Não por acaso, plataformas como Netflix e Amazon Prime Video passaram a estruturar suas produções baseadas em data-driven content, obras planejadas a partir de dados de comportamento dos usuários, limitando a ousadia estética e intelectual. Se todo mundo está vendo o mesmo, estamos deixando de experimentar o diferente.
Como resistir? Não se trata de demonizar as redes sociais. Elas deram visibilidade a obras e artistas que dificilmente passariam pelos filtros da crítica tradicional. Autores independentes, músicos de periferia e filmes de países não hegemônicos ganharam espaço real por meio do compartilhamento entre pares. Talvez a questão não seja combater as redes, mas compreender seus mecanismos e usá-las de forma crítica. O desafio é reprogramar o desejo, resistir ao adestramento da atenção e reencontrar o tempo para pensar e escolher. No entanto, é necessário desenvolver consciência crítica frente aos mecanismos que moldam esse consumo.
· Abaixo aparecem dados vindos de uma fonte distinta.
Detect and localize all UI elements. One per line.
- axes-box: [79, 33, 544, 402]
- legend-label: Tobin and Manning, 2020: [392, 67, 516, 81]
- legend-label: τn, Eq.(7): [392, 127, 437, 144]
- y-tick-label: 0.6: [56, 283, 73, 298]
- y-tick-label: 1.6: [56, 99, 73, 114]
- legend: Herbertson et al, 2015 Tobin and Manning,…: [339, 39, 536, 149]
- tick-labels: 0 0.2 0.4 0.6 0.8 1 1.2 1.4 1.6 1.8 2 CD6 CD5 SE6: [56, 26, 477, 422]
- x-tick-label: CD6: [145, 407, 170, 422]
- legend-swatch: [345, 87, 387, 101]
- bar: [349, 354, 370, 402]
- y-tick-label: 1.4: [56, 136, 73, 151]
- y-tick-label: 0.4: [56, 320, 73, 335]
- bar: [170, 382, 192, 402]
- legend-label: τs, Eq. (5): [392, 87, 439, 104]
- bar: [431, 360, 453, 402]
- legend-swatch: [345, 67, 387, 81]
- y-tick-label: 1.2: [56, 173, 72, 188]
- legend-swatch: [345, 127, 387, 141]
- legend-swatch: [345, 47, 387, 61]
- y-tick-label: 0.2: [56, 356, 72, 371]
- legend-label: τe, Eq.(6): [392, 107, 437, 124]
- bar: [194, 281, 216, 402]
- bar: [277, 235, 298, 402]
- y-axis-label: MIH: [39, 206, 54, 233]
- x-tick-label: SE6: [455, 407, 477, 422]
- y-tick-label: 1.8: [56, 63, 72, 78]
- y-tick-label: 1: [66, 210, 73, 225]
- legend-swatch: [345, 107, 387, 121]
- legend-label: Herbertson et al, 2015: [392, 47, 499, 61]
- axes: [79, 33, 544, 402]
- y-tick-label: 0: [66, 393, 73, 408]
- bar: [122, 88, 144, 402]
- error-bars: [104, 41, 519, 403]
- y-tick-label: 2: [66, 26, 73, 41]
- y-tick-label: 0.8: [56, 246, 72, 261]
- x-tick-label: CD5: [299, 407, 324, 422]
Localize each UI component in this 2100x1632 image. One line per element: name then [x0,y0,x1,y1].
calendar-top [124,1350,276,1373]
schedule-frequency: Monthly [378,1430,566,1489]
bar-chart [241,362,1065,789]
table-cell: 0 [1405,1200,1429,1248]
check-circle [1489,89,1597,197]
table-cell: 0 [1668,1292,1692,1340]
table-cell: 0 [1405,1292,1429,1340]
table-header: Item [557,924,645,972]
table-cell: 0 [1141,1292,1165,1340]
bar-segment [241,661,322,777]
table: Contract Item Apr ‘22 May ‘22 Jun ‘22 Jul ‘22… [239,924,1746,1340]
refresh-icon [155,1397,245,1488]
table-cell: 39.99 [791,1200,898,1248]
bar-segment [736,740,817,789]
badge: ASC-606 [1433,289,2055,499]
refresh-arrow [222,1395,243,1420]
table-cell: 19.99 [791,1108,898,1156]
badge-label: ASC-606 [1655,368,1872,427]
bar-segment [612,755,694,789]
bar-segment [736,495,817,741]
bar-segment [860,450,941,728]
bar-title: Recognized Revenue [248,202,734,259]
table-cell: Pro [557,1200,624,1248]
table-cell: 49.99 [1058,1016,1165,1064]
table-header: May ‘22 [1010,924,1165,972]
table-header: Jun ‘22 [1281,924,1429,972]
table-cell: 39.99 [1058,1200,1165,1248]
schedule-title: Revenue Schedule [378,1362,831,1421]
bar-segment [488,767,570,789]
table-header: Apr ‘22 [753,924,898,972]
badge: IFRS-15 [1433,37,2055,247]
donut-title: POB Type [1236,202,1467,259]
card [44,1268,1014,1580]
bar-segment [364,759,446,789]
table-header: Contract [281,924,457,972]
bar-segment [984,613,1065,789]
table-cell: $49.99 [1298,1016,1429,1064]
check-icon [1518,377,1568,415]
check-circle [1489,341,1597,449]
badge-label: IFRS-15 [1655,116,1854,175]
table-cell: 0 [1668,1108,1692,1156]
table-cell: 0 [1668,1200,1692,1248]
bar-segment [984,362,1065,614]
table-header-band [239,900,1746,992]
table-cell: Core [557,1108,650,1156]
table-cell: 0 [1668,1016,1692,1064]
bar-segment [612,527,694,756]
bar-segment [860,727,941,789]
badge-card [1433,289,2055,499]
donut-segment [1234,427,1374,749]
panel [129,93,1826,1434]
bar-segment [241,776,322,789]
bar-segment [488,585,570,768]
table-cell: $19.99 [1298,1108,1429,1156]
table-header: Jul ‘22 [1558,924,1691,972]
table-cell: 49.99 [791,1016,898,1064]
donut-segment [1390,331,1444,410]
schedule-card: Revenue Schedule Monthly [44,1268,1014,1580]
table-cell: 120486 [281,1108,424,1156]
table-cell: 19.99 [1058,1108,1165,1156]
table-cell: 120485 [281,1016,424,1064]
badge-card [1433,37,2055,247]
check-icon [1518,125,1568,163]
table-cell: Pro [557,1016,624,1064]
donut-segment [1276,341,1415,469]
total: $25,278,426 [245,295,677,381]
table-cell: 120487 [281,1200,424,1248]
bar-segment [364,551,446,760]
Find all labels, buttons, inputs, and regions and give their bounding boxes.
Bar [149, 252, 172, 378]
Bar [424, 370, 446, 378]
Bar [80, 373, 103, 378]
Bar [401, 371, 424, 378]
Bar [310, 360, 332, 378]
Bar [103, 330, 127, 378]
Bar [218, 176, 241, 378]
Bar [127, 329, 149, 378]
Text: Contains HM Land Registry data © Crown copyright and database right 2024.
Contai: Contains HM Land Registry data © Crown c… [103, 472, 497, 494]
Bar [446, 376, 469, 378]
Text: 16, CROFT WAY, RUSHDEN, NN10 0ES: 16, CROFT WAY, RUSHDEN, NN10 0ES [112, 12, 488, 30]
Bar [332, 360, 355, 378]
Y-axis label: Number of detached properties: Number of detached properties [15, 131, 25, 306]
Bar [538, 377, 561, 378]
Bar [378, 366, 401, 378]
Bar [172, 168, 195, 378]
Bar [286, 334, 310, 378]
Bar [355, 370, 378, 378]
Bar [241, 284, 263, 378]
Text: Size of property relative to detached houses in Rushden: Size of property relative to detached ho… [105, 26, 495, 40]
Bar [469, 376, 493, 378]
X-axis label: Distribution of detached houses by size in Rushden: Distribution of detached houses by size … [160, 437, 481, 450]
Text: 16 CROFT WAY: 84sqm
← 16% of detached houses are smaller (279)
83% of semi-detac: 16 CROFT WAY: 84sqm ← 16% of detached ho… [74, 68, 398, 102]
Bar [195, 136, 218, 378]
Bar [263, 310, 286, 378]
Educação midiática é uma das saídas. Incentivar leitores, espectadores e ouvintes a compreenderem como funcionam os algoritmos, como discernir entre publicidade e opinião autêntica, como procurar referências diversas antes de formar um juízo. Escolher, de fato, é muito mais trabalhoso do que seguir a corrente.
Outra possibilidade é buscar experiências culturais fora do digital: visitar bibliotecas, participar de cineclubes, conversar com outras pessoas sobre o que leram ou assistiram sem depender de rankings. A lentidão, nesse contexto, pode ser revolucionária.
Alguns movimentos já apontam para uma contracorrente. Clubes de leitura locais, cineclubes independentes e newsletters de críticos especializados vêm se tornando refúgios para quem quer escapar da lógica do mais comentado igual a melhor. A crítica cultural continua essencial. Ela é o espaço em que se pensa a cultura além do consumo imediato, onde o pensamento é instigado.
A cultura do desempenho, da eficiência e da exposição constante parece estar nos afastando do pensamento profundo. Reverter esse processo exige cultivar a diferença, mesmo que ela não renda likes. O verdadeiro ato de rebeldia cultural pode ser assistir a um filme desconhecido, ler um autor fora do radar, ouvir uma música que não está nas playlists editoriais.
Em outras palavras, cultivar o próprio gosto, mesmo que isso signifique estar um pouco fora da conversa e, quem sabe, começar uma nova.